Elizabeth Whisenant is a 5th grade teacher at Millbrook Elementary in Raleigh and said, "It was really frustrating at the end of last year because we haven't seen the EOG (End of Grade) until close to the end and we didn't have any way to prepare for it." She's talking about a standardized test that all her students take every year.
Whisenant is not a fan of the current exam because it doesn't test the Common Core curriculum she's been teaching all year. "I would prefer to have the Smarter Balanced, because I feel like it assesses what I've taught."

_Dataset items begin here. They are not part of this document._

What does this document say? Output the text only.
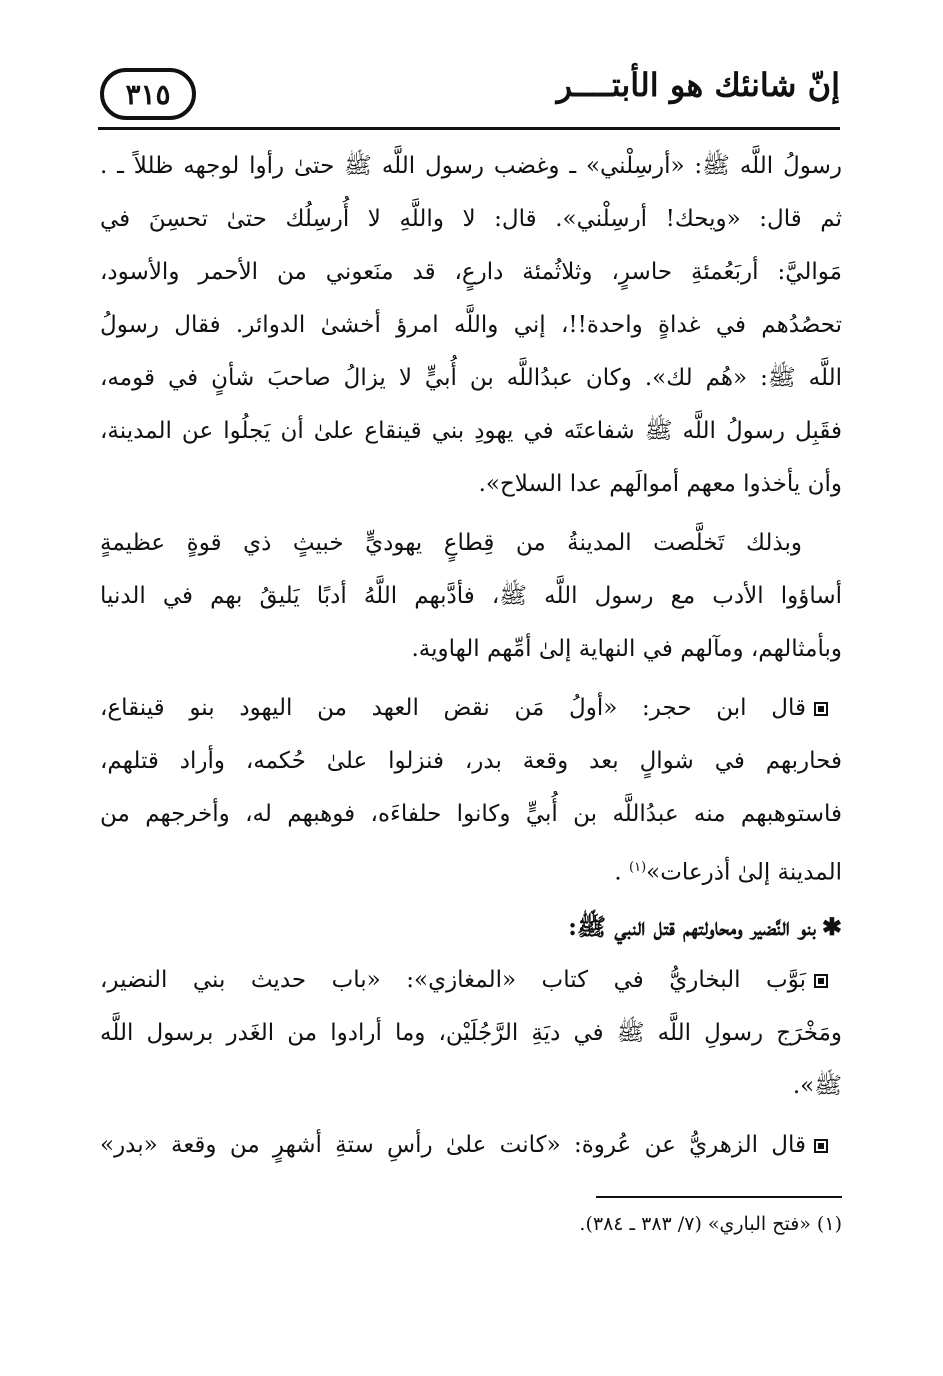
إنّ شانئك هو الأبتــــر
٣١٥
رسولُ اللَّه ﷺ: «أرسِلْني» ـ وغضب رسول اللَّه ﷺ حتىٰ رأوا لوجهه ظللاً ـ .
ثم قال: «ويحك! أرسِلْني». قال: لا واللَّهِ لا أُرسِلُك حتىٰ تحسِنَ في
مَواليَّ: أربَعُمئةِ حاسرٍ، وثلاثُمئة دارعٍ، قد منَعوني من الأحمر والأسود،
تحصُدُهم في غداةٍ واحدة!!، إني واللَّه امرؤ أخشىٰ الدوائر. فقال رسولُ
اللَّه ﷺ: «هُم لك». وكان عبدُاللَّه بن أُبيٍّ لا يزالُ صاحبَ شأنٍ في قومه،
فقَبِل رسولُ اللَّه ﷺ شفاعتَه في يهودِ بني قينقاع علىٰ أن يَجلُوا عن المدينة،
وأن يأخذوا معهم أموالَهم عدا السلاح».
وبذلك تَخلَّصت المدينةُ من قِطاعٍ يهوديٍّ خبيثٍ ذي قوةٍ عظيمةٍ
أساؤوا الأدب مع رسول اللَّه ﷺ، فأدَّبهم اللَّهُ أدبًا يَليقُ بهم في الدنيا
وبأمثالهم، ومآلهم في النهاية إلىٰ أمِّهم الهاوية.
قال ابن حجر: «أولُ مَن نقض العهد من اليهود بنو قينقاع،
فحاربهم في شوالٍ بعد وقعة بدر، فنزلوا علىٰ حُكمه، وأراد قتلهم،
فاستوهبهم منه عبدُاللَّه بن أُبيٍّ وكانوا حلفاءَه، فوهبهم له، وأخرجهم من
المدينة إلىٰ أذرعات»$^{(١)}$ .
✱بنو النَّضير ومحاولتهم قتل النبي ﷺ:
بَوَّب البخاريُّ في كتاب «المغازي»: «باب حديث بني النضير،
ومَخْرَج رسولِ اللَّه ﷺ في ديَةِ الرَّجُلَيْن، وما أرادوا من الغَدر برسول اللَّه
ﷺ».
قال الزهريُّ عن عُروة: «كانت علىٰ رأسِ ستةِ أشهرٍ من وقعة «بدر»
(١) «فتح الباري» (٧/ ٣٨٣ ـ ٣٨٤).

Smarter Balanced is one of the exams the State Board of Education will be reviewing this year to decide if it should be the new standardized test that measures how much a student has learned. "I think at this point the emphasis is on gathering information. We have recommended to the board that an advisory group coming together to dive deep into all the issues around different assessment options at this point" said Tammy Howard, Director of Accountability Services at the Department of Public Instruction.
Common Core was instituted as the state curriculum in June 2010 and it teaches students to think in real world situations over just getting an answer right. "As an educator, I feel Common Core has strongly made a difference in creating deeper thinkers, more inquirers, and children who can really holistically think about a situation and apply different strategies" said Whisenant.
But some critics say, the board should not move ahead with a more Common Core friendly test. Robert Luebke, Senior Policy Analyst with the Civitas Institute released this statement to WNCN.
"I support the State Board of Education's commitment to getting testing right. Common Core has many problems; the myriad of unanswered questions surrounding the current assessment efforts is one of the most significant. It simply makes no sense to move forward with an assessment process when we can't be sure what it will cost and if it measures what we want. Keeping the current testing system a year or two longer while legislators review Common Core standards and an advisory group studies how best to develop a fair and valid assessment system is a prudent course of action. And, a decision Common Core opponents can support."